Illustration: Jessica Schnabel / Himal Southasian print issue March 2008
Illustration: Jessica Schnabel / Himal Southasian print issue March 2008

Between the verses

In the rush to ‘define’, have we forgotten Southasia’s long history of blurring the boundaries of love?

Aunohita Mojumdar is the former Editor of Himal Southasian.

Published on

Young men wander hand in hand, giggle together, sit on each other's laps. At weddings and parties they dance together sensuously, usually without any woman around. In many places, such overt displays of physical bonding between the same sex would be immediately designated homosexual. Whether viewed with liberal acceptance or castigated with opprobrium, such behaviour would first be categorised. Yet in the scene sketched here, most of the young men are intensely interested in girls, not boys.
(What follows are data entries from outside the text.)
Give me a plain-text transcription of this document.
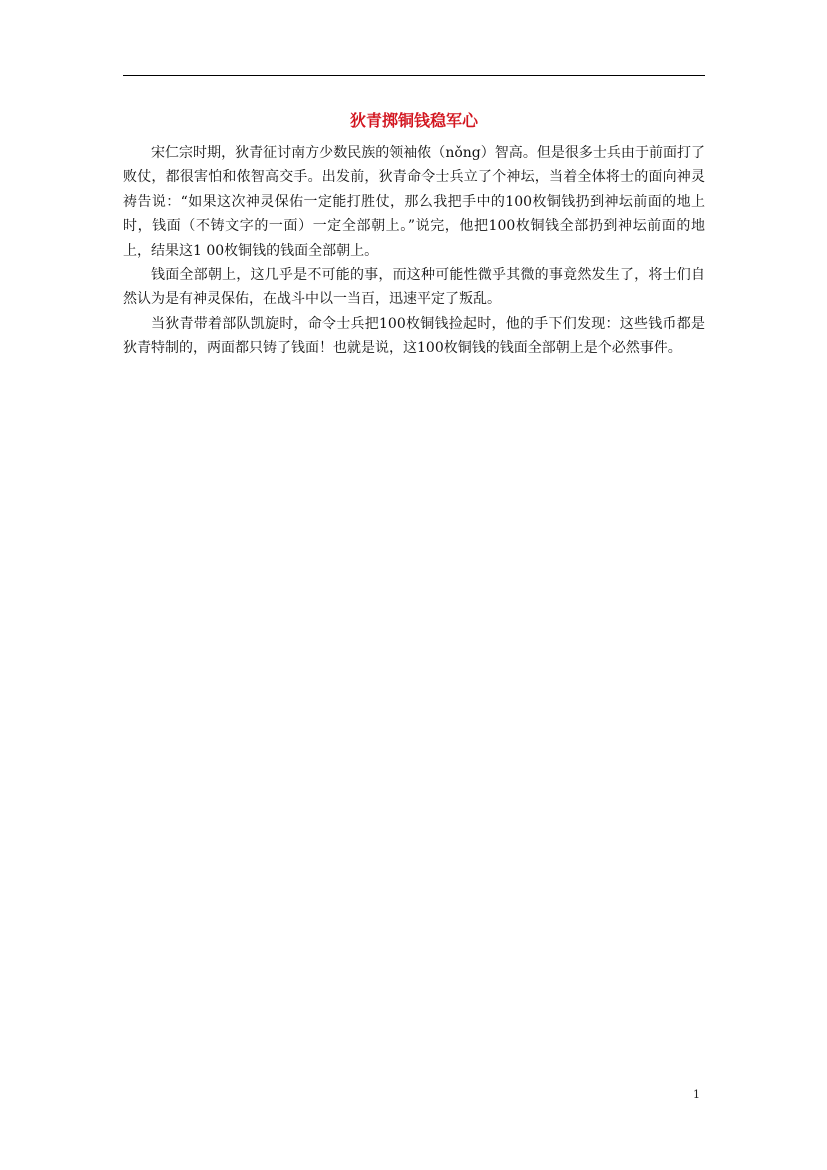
狄青掷铜钱稳军心

宋仁宗时期，狄青征讨南方少数民族的领袖侬（nǒng）智高。但是很多士兵由于前面打了败仗，都很害怕和侬智高交手。出发前，狄青命令士兵立了个神坛，当着全体将士的面向神灵祷告说：“如果这次神灵保佑一定能打胜仗，那么我把手中的100枚铜钱扔到神坛前面的地上时，钱面（不铸文字的一面）一定全部朝上。”说完，他把100枚铜钱全部扔到神坛前面的地上，结果这1 00枚铜钱的钱面全部朝上。

钱面全部朝上，这几乎是不可能的事，而这种可能性微乎其微的事竟然发生了，将士们自然认为是有神灵保佑，在战斗中以一当百，迅速平定了叛乱。

当狄青带着部队凯旋时，命令士兵把100枚铜钱捡起时，他的手下们发现：这些钱币都是狄青特制的，两面都只铸了钱面！也就是说，这100枚铜钱的钱面全部朝上是个必然事件。

1
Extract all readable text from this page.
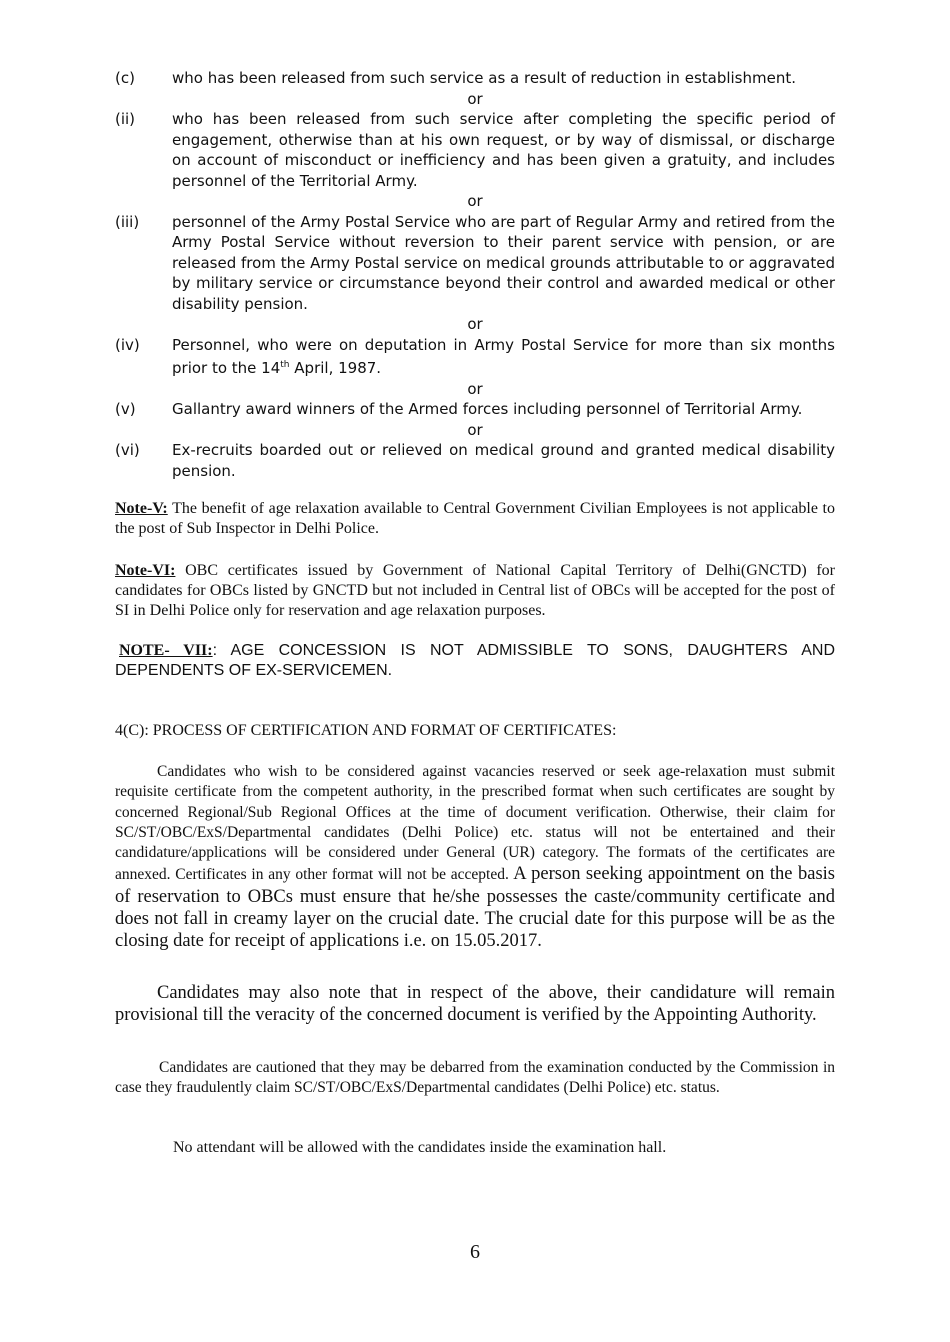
(c)	who has been released from such service as a result of reduction in establishment.
or
(ii)	who has been released from such service after completing the specific period of engagement, otherwise than at his own request, or by way of dismissal, or discharge on account of misconduct or inefficiency and has been given a gratuity, and includes personnel of the Territorial Army.
or
(iii)	personnel of the Army Postal Service who are part of Regular Army and retired from the Army Postal Service without reversion to their parent service with pension, or are released from the Army Postal service on medical grounds attributable to or aggravated by military service or circumstance beyond their control and awarded medical or other disability pension.
or
(iv)	Personnel, who were on deputation in Army Postal Service for more than six months prior to the 14th April, 1987.
or
(v)	Gallantry award winners of the Armed forces including personnel of Territorial Army.
or
(vi)	Ex-recruits boarded out or relieved on medical ground and granted medical disability pension.
Note-V: The benefit of age relaxation available to Central Government Civilian Employees is not applicable to the post of Sub Inspector in Delhi Police.
Note-VI: OBC certificates issued by Government of National Capital Territory of Delhi(GNCTD) for candidates for OBCs listed by GNCTD but not included in Central list of OBCs will be accepted for the post of SI in Delhi Police only for reservation and age relaxation purposes.
NOTE- VII:: AGE CONCESSION IS NOT ADMISSIBLE TO SONS, DAUGHTERS AND DEPENDENTS OF EX-SERVICEMEN.
4(C): PROCESS OF CERTIFICATION AND FORMAT OF CERTIFICATES:
Candidates who wish to be considered against vacancies reserved or seek age-relaxation must submit requisite certificate from the competent authority, in the prescribed format when such certificates are sought by concerned Regional/Sub Regional Offices at the time of document verification. Otherwise, their claim for SC/ST/OBC/ExS/Departmental candidates (Delhi Police) etc. status will not be entertained and their candidature/applications will be considered under General (UR) category. The formats of the certificates are annexed. Certificates in any other format will not be accepted. A person seeking appointment on the basis of reservation to OBCs must ensure that he/she possesses the caste/community certificate and does not fall in creamy layer on the crucial date. The crucial date for this purpose will be as the closing date for receipt of applications i.e. on 15.05.2017.
Candidates may also note that in respect of the above, their candidature will remain provisional till the veracity of the concerned document is verified by the Appointing Authority.
Candidates are cautioned that they may be debarred from the examination conducted by the Commission in case they fraudulently claim SC/ST/OBC/ExS/Departmental candidates (Delhi Police) etc. status.
No attendant will be allowed with the candidates inside the examination hall.
6
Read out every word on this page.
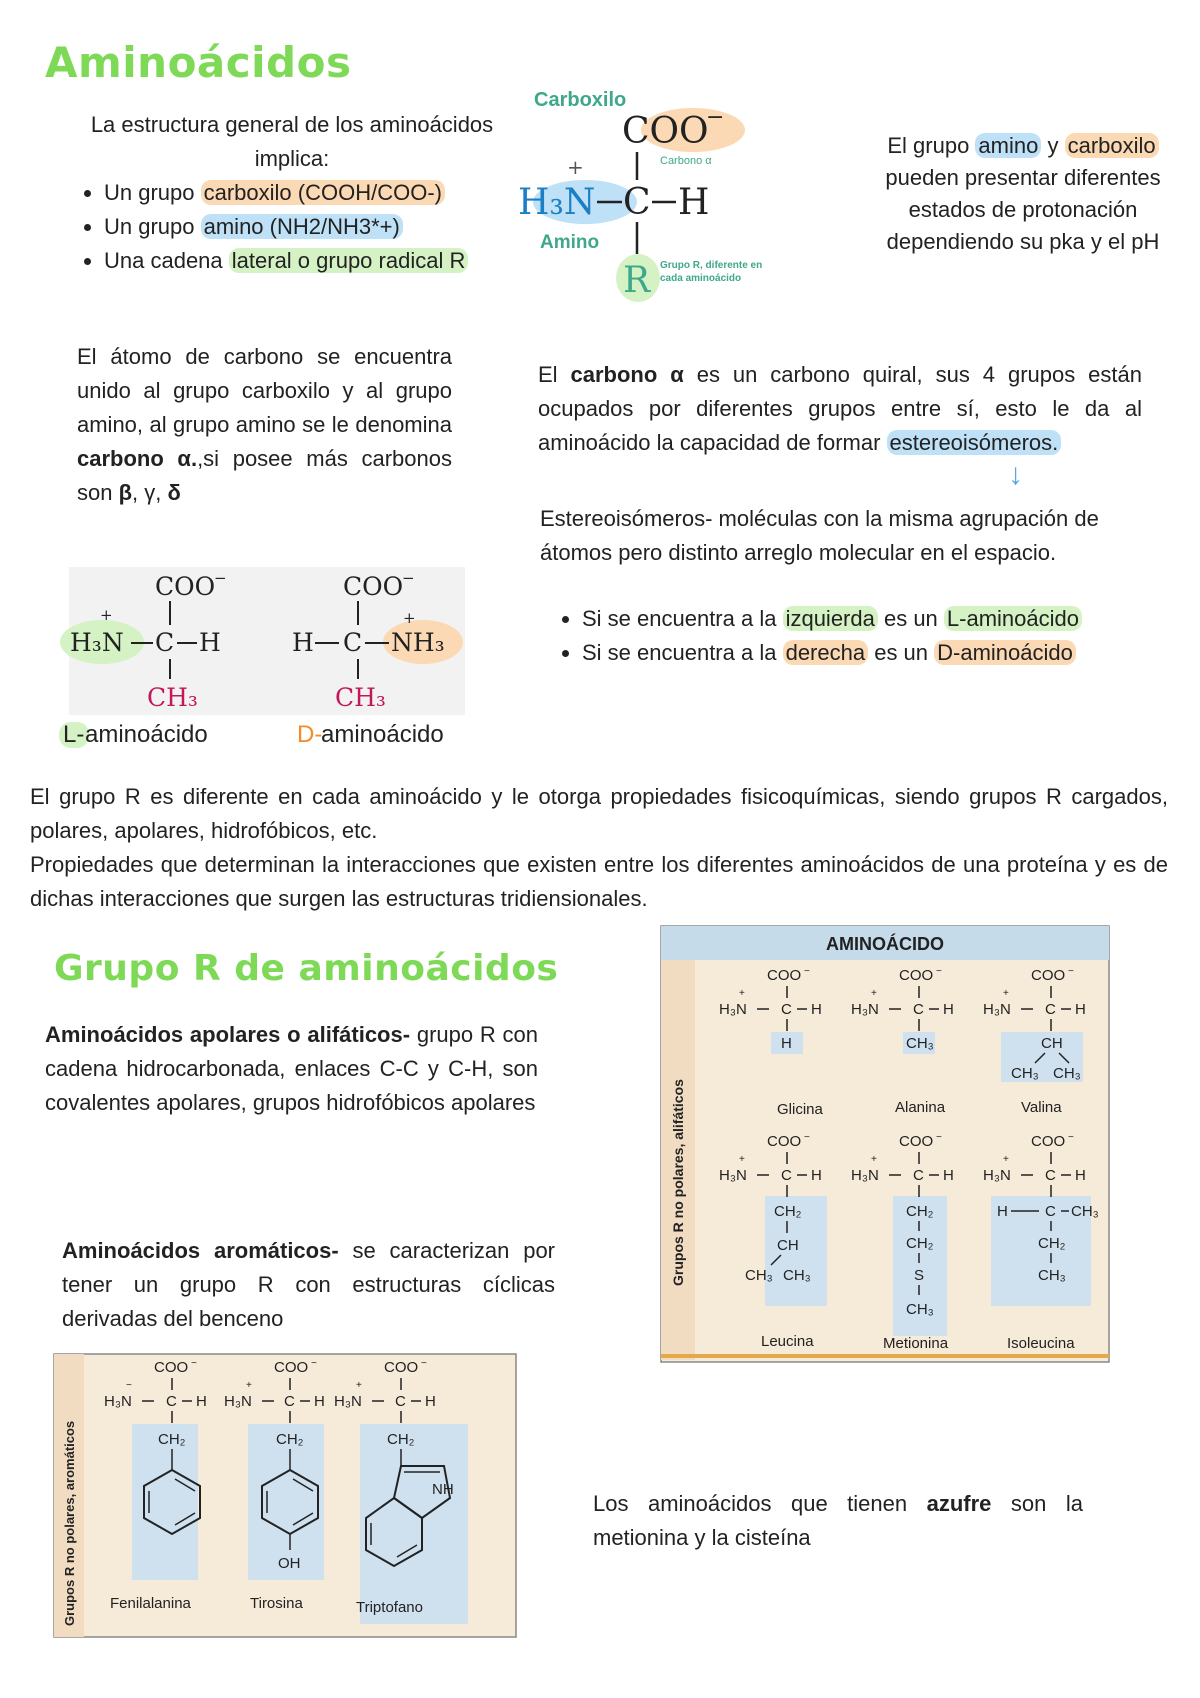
Aminoácidos
La estructura general de los aminoácidos implica:
• Un grupo carboxilo (COOH/COO-)
• Un grupo amino (NH2/NH3*+)
• Una cadena lateral o grupo radical R
Carboxilo
Amino
COO
−
+
H₃N C H
Carbono α
R Grupo R, diferente en
cada aminoácido
El grupo amino y carboxilo pueden presentar diferentes estados de protonación dependiendo su pka y el pH
El átomo de carbono se encuentra unido al grupo carboxilo y al grupo amino, al grupo amino se le denomina carbono α.,si posee más carbonos son β, γ, δ
El carbono α es un carbono quiral, sus 4 grupos están ocupados por diferentes grupos entre sí, esto le da al aminoácido la capacidad de formar estereoisómeros.
↓
Estereoisómeros- moléculas con la misma agrupación de átomos pero distinto arreglo molecular en el espacio.
• Si se encuentra a la izquierda es un L-aminoácido
• Si se encuentra a la derecha es un D-aminoácido
COO
−
+
H₃N C H
CH₃
COO
−
H C NH₃
+
CH₃
L- aminoácido	D-
aminoácido
El grupo R es diferente en cada aminoácido y le otorga propiedades fisicoquímicas, siendo grupos R cargados, polares, apolares, hidrofóbicos, etc.
Propiedades que determinan la interacciones que existen entre los diferentes aminoácidos de una proteína y es de dichas interacciones que surgen las estructuras tridiensionales.
Grupo R de aminoácidos
Aminoácidos apolares o alifáticos- grupo R con cadena hidrocarbonada, enlaces C-C y C-H, son covalentes apolares, grupos hidrofóbicos apolares
Aminoácidos aromáticos- se caracterizan por tener un grupo R con estructuras cíclicas derivadas del benceno
Los aminoácidos que tienen azufre son la metionina y la cisteína
AMINOÁCIDO
Grupos R no polares, alifáticos
COO −
+
H₃N C H
H
Glicina
COO −
+
H₃N C H
CH₃
Alanina
COO −
+
H₃N C H
CH
CH₃ CH₃
Valina
COO −
+
H₃N C H
CH₂
CH
CH₃ CH₃
Leucina
COO −
+
H₃N C H
CH₂
CH₂
S
CH₃
Metionina
COO −
+
H₃N C H
H C CH₃
CH₂
CH₃
Isoleucina
Grupos R no polares, aromáticos
COO −
−
H₃N C H
CH₂
Fenilalanina
COO −
+
H₃N C H
CH₂
OH
Tirosina
COO −
+
H₃N C H
CH₂
NH
Triptofano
In today's Kabul, whether due to the unforgiving taboos on overt displays of heterosexual behaviour, or having grown up under a Taliban regime which managed to make women disappear from sight, intense displays of physical affection between men are the norm, even more so than in other Southasian cities and towns. Despite the extreme sexual repression that continues to exist in Afghanistan, this 'permission' to exhibit physical tenderness towards the same sex simultaneously challenges the stereotypes of homosexual, heterosexual and even bisexual identities, which often form the core of gender politics elsewhere.